In the past 16 years we tried every which way to “deal” with Nicky’s wounds, we bandaged, not bandaged, bandaged one way or the other, tried a million different products, we did ‘light’ bandaging, and we did ‘heavy’ bandaging. Some parts of Nicky’s body are not bandaged at all, they seem to do fine. Others only require light bandaging. Some other parts require really heavy bandaging or only ‘certain’ products seem to make a difference on them. I know Nicky’s body better than I know my own. I’ve had to meticulously protect it and watch it every single day of his life. Please allow me the respect to know what I am doing. Thank You.

5. Why don’t you have a PPO instead of an HMO? This way there will be no delays or denials. 

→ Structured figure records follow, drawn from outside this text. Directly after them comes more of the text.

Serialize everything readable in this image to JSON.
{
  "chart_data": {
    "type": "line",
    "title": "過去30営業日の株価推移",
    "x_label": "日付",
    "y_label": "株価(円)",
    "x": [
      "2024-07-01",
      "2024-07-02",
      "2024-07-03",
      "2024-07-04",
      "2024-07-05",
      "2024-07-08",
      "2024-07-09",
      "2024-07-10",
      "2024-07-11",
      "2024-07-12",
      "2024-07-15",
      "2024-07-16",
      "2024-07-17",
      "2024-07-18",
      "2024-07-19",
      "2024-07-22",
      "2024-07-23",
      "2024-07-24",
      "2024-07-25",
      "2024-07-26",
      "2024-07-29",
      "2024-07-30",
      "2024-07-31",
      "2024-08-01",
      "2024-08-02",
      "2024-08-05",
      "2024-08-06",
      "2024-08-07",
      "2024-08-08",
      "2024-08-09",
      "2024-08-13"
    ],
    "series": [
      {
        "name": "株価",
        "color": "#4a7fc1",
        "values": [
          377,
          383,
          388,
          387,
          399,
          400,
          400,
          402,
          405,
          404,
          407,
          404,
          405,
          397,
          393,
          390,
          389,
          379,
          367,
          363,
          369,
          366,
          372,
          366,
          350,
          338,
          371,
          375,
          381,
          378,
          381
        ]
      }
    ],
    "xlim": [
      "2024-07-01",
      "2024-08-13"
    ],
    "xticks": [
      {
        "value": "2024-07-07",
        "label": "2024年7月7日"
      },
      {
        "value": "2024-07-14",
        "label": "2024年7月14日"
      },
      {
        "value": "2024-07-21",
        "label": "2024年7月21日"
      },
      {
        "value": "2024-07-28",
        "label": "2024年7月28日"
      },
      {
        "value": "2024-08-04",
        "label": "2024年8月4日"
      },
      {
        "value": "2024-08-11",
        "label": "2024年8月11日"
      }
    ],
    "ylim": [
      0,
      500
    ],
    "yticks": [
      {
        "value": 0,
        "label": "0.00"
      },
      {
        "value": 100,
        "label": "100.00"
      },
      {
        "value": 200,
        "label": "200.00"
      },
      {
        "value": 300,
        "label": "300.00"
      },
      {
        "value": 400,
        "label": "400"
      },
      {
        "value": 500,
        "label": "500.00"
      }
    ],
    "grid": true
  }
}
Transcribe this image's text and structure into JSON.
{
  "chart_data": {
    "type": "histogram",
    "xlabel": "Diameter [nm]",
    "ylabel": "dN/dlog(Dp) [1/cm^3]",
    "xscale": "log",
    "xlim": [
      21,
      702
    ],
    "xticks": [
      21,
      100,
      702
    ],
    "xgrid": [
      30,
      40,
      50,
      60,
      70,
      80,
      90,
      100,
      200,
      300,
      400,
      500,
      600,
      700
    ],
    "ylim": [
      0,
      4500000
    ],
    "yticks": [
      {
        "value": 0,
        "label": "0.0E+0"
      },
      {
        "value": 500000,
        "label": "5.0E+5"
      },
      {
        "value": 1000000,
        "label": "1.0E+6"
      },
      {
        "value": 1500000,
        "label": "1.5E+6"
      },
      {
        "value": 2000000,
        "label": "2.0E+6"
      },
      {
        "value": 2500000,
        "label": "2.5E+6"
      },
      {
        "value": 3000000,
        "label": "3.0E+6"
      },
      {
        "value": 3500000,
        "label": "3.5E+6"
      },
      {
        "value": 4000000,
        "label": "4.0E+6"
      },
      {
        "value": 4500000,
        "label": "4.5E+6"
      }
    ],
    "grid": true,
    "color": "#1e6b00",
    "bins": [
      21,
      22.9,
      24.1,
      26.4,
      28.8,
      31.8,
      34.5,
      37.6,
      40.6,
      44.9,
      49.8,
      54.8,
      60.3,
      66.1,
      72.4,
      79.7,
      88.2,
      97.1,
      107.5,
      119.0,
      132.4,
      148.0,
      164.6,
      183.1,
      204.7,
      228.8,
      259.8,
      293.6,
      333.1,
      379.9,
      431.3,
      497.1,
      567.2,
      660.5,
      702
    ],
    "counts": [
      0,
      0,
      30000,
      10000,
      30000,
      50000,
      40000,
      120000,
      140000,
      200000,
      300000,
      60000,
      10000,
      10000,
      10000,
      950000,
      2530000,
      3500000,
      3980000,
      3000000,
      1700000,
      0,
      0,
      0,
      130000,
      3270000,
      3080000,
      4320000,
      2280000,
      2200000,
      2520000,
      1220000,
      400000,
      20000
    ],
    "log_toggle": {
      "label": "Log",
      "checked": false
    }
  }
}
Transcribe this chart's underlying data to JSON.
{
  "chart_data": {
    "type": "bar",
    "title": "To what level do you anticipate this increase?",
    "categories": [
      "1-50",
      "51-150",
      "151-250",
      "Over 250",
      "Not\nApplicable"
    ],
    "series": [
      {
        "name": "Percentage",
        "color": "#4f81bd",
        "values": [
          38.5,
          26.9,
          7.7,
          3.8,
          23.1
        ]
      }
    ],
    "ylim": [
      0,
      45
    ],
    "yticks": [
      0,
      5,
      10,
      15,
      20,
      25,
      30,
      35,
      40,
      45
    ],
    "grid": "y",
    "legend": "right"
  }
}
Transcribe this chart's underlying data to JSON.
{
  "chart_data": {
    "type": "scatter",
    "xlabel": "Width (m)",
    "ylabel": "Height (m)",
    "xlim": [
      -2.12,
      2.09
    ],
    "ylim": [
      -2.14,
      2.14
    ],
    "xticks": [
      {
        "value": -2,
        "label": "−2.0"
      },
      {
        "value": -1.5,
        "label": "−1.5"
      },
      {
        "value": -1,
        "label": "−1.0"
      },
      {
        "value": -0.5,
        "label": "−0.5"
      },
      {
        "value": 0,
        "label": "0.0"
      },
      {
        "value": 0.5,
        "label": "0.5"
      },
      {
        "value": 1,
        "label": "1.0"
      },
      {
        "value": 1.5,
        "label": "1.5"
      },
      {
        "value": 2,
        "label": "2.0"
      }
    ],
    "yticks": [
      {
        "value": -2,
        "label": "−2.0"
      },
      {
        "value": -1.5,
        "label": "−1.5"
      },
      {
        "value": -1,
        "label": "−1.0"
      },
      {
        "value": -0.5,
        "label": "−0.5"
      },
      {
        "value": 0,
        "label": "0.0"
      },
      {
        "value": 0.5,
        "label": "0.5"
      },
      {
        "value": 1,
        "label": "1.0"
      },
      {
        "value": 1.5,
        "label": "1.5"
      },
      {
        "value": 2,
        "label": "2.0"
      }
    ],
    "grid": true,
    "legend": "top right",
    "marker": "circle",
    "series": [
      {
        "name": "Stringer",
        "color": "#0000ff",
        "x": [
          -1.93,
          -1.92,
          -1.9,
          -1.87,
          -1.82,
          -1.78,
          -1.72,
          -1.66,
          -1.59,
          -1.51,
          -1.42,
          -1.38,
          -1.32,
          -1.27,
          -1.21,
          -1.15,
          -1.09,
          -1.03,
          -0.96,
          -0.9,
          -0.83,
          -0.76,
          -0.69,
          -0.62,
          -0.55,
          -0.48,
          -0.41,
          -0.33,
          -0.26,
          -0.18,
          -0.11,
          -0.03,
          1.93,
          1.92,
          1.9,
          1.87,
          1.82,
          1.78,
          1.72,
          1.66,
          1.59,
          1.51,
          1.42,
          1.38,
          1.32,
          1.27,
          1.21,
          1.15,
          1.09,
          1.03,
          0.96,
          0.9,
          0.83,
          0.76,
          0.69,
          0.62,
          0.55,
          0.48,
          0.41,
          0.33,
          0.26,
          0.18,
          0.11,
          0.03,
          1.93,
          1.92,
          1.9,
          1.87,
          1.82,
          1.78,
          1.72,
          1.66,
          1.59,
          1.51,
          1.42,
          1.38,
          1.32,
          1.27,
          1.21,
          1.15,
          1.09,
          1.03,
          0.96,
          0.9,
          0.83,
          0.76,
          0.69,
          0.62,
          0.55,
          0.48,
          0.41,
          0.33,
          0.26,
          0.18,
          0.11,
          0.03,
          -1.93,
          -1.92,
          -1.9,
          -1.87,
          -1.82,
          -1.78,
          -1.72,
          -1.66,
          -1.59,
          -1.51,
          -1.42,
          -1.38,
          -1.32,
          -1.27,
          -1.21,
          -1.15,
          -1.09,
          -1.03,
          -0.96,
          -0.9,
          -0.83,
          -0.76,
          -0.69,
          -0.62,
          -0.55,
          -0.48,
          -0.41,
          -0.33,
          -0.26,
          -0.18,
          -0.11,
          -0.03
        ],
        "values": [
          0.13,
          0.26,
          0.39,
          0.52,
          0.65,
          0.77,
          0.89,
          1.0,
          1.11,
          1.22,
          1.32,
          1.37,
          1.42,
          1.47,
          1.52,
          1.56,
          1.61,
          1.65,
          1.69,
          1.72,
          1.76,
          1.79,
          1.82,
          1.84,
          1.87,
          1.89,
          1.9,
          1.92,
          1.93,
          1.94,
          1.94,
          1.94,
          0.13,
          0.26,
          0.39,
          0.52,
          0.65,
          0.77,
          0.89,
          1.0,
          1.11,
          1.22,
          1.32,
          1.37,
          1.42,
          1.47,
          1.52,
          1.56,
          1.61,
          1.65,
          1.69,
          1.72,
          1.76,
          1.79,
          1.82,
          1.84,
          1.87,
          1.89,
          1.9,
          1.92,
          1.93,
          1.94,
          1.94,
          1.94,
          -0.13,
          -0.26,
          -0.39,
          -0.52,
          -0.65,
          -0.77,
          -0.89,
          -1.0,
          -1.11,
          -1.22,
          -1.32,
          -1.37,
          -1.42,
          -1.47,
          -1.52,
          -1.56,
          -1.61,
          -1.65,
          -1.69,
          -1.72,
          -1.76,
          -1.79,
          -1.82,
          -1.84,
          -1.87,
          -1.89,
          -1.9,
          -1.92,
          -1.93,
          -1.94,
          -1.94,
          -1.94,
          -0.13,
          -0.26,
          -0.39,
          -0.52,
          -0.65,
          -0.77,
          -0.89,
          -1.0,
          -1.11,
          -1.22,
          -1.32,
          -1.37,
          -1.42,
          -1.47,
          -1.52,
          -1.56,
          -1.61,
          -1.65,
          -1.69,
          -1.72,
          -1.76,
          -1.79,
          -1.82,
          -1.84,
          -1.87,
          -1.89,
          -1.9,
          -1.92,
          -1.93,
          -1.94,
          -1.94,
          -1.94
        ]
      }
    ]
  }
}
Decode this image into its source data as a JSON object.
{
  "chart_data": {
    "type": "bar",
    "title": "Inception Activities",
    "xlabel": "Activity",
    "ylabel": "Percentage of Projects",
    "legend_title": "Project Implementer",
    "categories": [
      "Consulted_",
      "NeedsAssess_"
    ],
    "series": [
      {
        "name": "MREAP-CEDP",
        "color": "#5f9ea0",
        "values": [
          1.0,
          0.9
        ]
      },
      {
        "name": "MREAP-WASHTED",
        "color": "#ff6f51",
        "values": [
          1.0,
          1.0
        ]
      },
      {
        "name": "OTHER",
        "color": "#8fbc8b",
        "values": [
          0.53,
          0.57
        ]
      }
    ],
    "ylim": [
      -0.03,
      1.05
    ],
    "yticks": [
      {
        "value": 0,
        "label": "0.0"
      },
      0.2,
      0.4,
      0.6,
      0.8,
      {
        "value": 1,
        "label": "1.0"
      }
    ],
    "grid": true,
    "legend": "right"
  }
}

PPOs are great for people who have the money and want to have more freedom in their healthcare choices. However, if you are a person with many health issues that require extensive tests or treatment, surgeries and need many specialists, while this plan gives you a better choice and fewer restrictions, be ready to spend a LOT of money, since PPOs only pay 80% of the bill. Most people are not aware of how truly expensive Health Care is in the United States. Needing to pay 20% of a big bill can mean financial disaster. Let me give you some examples that directly relate to Nicky’s care. Nicky’s ‘bandages’ bill alone is somewhere in the neighborhood of $6-8,000 every month. 20% of that bill would be $1,500 to $2,000. That’s every single month. Nicky has iron infusions twice a month, which cost somewhere in the $600 range each. 20% of $1,200 is $240. He also gets labs  every month, at $500 a pop. 20% of that $100. Right now we have an ongoing cost of at least $1,840 every single month. Can a middle class person afford that? Hardly. That’s just the tip of the iceberg too. Let’s then add the cost of all the different Doctors he sees, from the physical therapist, the bone density scan and the Doctor that deals with those, and let’s not forget that every 18 months or so Nicky needs a throat dilatation, which, last time I saw a bill, cost the insurance $23,000. Let’s see… 20% of that would be $4,600. Nicky’s last hand surgery’s bill was $33,000, of which the 20% is $6,600. Honestly… I could go an on. Do you see now how our family, or any family with a “moderate to severe” RDEB child, cannot afford a PPO? We learned long ago that we have no choice but deal with the HMOs and the denials and delays associated with it. If we strike it rich in the lottery, we might change it to a PPO. Maybe.

…as more questions arise I will update this post. THANK YOU!